Little action taken on Pailin cassava producers' pollution

Almost a year after cassava producers in Pailin were fingered as the source of pollution in a local water source, little has been done to address the problem, commune officials said yesterday, while affected villagers are being forced to buy bottled water to avoid getting ill.

In March last year, local officials in Pailin’s O’Tavao commune said that waste from cassava production, spilling from nine different businesses, had seeped into two nearby creeks that flow through Pailin and Ratanak Mondol district in Battambang.

The waste had killed fish and polluted drinking water, they said, affecting 300 families in Ratanak Mondol district’s Treng commune, many of whom fell ill after eating the fish.

As a remedy, businesses at the time had agreed to build ponds near their production facilities in which to dump the waste and reduce the risk of pollution.

But contacted yesterday, O’Tavao commune chief Sourn Orn said the companies had built only two ponds to collect their waste, while the number of cassava producers in the area had swollen to 14.

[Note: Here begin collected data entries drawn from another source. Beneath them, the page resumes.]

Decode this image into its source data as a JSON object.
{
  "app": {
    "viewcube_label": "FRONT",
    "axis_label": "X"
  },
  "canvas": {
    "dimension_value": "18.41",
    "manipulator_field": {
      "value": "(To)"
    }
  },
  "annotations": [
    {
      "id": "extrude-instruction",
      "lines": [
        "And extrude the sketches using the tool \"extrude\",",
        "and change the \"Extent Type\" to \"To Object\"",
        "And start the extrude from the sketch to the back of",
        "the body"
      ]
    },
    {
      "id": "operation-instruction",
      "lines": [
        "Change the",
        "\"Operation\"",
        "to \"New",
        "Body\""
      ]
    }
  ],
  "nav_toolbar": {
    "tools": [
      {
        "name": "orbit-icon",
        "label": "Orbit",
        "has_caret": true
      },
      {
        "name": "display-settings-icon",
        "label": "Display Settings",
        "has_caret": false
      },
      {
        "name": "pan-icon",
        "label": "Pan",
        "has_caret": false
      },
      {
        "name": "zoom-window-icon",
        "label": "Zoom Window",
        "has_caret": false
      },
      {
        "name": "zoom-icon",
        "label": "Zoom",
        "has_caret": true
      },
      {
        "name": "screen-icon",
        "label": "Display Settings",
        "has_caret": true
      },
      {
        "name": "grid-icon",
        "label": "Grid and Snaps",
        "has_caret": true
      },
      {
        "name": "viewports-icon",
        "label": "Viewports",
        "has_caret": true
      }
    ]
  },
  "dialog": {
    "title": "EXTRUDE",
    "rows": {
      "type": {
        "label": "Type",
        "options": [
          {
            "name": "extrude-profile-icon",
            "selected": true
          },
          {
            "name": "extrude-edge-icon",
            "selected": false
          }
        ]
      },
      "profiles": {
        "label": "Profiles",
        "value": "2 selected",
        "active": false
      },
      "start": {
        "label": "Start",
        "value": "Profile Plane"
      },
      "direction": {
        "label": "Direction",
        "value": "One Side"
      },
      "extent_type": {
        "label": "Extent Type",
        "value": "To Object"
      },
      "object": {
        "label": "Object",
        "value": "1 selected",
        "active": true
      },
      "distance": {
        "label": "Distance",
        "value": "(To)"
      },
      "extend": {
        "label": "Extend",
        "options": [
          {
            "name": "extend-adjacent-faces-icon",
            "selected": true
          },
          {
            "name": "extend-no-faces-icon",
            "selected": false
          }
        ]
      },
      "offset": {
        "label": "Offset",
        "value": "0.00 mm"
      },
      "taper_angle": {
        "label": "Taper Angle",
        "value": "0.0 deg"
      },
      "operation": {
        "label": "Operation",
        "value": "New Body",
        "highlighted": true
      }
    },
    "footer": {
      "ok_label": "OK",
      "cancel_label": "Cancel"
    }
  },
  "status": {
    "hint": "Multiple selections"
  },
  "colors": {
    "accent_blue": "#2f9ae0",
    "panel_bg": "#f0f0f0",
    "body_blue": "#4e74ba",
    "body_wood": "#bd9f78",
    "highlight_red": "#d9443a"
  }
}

“Some ponds are too small to store the waste, so it flows everywhere in the canal during the rainy season,” he added.

According to a report from the World Heath Organization, prior to its preparation for human consumption, cassava can contain dangerous levels of cyanide.

Orn said one of the ponds had overflowed two weeks ago, affecting 30 people living near the river, although it was unclear how many had become ill.

Communities had been forced to buy bottled water, or to build wells in the area, he said, both options were more than locals could afford, with wells typically being shared by up to 25 families.

Kem Sokha, director of Pailin’s Environment Department, said the newly created ponds had been installed too close to the canal.

“Some cassava owners have built their ponds next to the canal, that’s why it is easier for the chemicals to flow into the canal, especially during the rainy season,” adding that they will be asked to move their ponds further away from the canal.

Sokha said a complaint had been filed to the provincial court after one producer, whose pond wall had recently breached, had refused to meet with authorities despite multiple requests.

For those producers who have not built ponds, action will soon be taken, he said, though the form of such action was unspecified.